Federico Franco presentó a la comisión directiva y miembros de la Cámara de Anunciantes del Paraguay (CAP) lo que hubiera sido un “programa” de este gobierno, que nunca fue implementado oficialmente por Fernando Lugo.

En ese contexto puso especial énfasis en el proyecto presentado por la firma electrointensiva canadiense Rio Tinto Alcan, que prevé una inversión directa en Paraguay cercana a los US$3.000 millones.

“Para mí, como paraguayo, es muy importante definir qué país queremos ¿Queremos un país que simplemente ceda, por no decir otra cosa, al Brasil y a la Argentina la energía que no utiliza o efectivamente queremos venderla a un mejor precio? São Paulo y Buenos Aires brillan con esa energía que legítimamente nos pertenece, mientras Paraguay vive en la oscuridad”, aseveró el vicepresidente.

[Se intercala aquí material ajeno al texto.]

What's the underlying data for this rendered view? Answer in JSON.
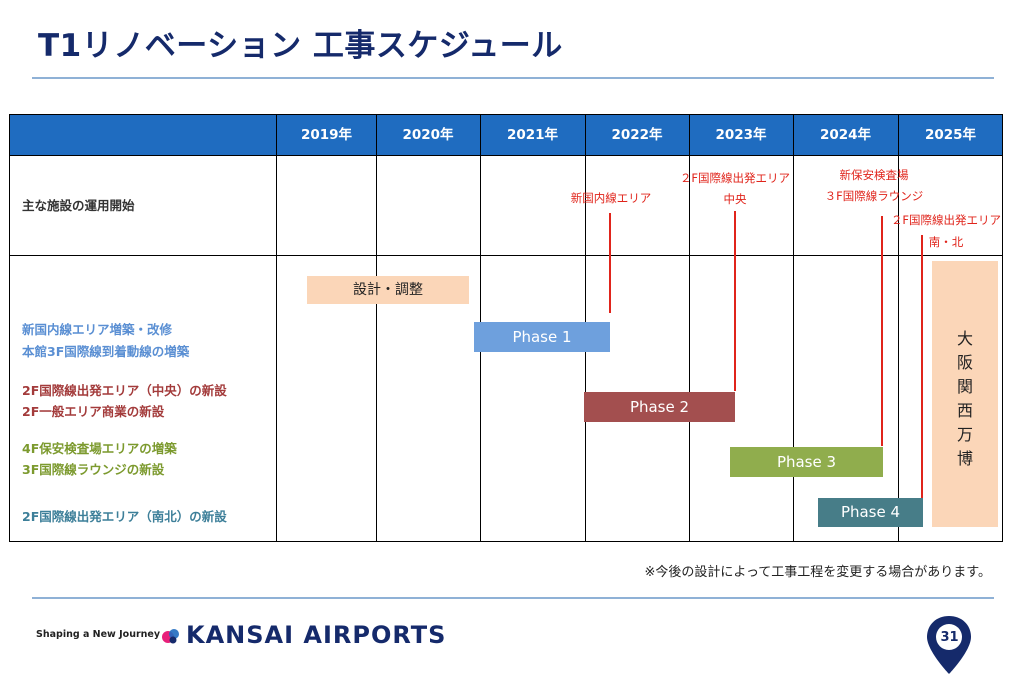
{
  "page": {
    "title": "T1リノベーション 工事スケジュール",
    "note": "※今後の設計によって工事工程を変更する場合があります。",
    "page_number": "31"
  },
  "footer": {
    "tagline": "Shaping a New Journey",
    "brand": "KANSAI AIRPORTS",
    "brand_colors": [
      "#e8207a",
      "#1f6cc0",
      "#152a6b"
    ]
  },
  "schedule": {
    "years": [
      "2019年",
      "2020年",
      "2021年",
      "2022年",
      "2023年",
      "2024年",
      "2025年"
    ],
    "header_color": "#1f6cc0",
    "rows": {
      "facility_start": "主な施設の運用開始",
      "r1_line1": "新国内線エリア増築・改修",
      "r1_line2": "本館3F国際線到着動線の増築",
      "r2_line1": "2F国際線出発エリア（中央）の新設",
      "r2_line2": "2F一般エリア商業の新設",
      "r3_line1": "4F保安検査場エリアの増築",
      "r3_line2": "3F国際線ラウンジの新設",
      "r4_line1": "2F国際線出発エリア（南北）の新設"
    },
    "milestones": {
      "m1": "新国内線エリア",
      "m2_line1": "２F国際線出発エリア",
      "m2_line2": "中央",
      "m3_line1": "新保安検査場",
      "m3_line2": "３F国際線ラウンジ",
      "m4_line1": "２F国際線出発エリア",
      "m4_line2": "南・北"
    },
    "bars": {
      "design": "設計・調整",
      "p1": "Phase 1",
      "p2": "Phase 2",
      "p3": "Phase 3",
      "p4": "Phase 4"
    },
    "expo_chars": [
      "大",
      "阪",
      "関",
      "西",
      "万",
      "博"
    ],
    "colors": {
      "phase1": "#6ea0dd",
      "phase2": "#a34f4f",
      "phase3": "#90ad4d",
      "phase4": "#477d88",
      "design": "#fbd6b8",
      "milestone": "#e0241b"
    }
  }
}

Añadió que el Paraguay, por tratados leoninos, es obligado a “ceder” al Brasil y a la Argentina la energía que no utiliza, no venderles. “¿Y qué nos da Brasil? Royalties, ¿y qué nos da Argentina? compensaciones ¿Y qué vamos a hacer? ¿Vamos a seguir cediéndoles la energía o vamos a decirle a Rio Tinto que venga? Lo que del Brasil estamos recibiendo por la energía cedida no pasa de US$15, que está fijo hasta el 2023, pero tenemos la posibilidad de vender a Rio Tinto a un precio que puede llegar hasta US$60”, destacó.

Añadió que se consiguió con el Brasil sacar un “correctivo” para pasar de US$5,1 a US$15,3. “Hicimos una fiesta patronal el 2010, porque conseguimos US$240 millones, por nueve turbinas que el Paraguay no usa. Una turbina que podamos darle a esta empresa electrointensiva va a significar solamente en concepto de impuesto al valor agregado (IVA) US$1.000 millones adicionales, y si le damos a otra que quiere procesar titanio, podríamos generar algo similar”, dijo.

Añadió que Rio Tinto va a venir, no solamente para hacer aluminio, que finalmente es un commodity (materia prima), sino también atraería a otras industrias electrointensivas que se instalarían en el Paraguay, en un parque industrial.

“Entonces, yo le he dicho al presidente de la República (Lugo) para qué me envió a Canadá y nos puso a estudiar esto, si al final una viceministra (Mercedes Canese) se va a oponer. Yo tengo el derecho de pensar que lo que se pretende es seguir favoreciendo a la economía brasileña, porque no cabe en mi cabeza que, pudiendo vender energía mucho más cara que la que le cedemos al Brasil, generando empleo, impuesto y divisas, haya gente que se opone a este proyecto”, afirmó.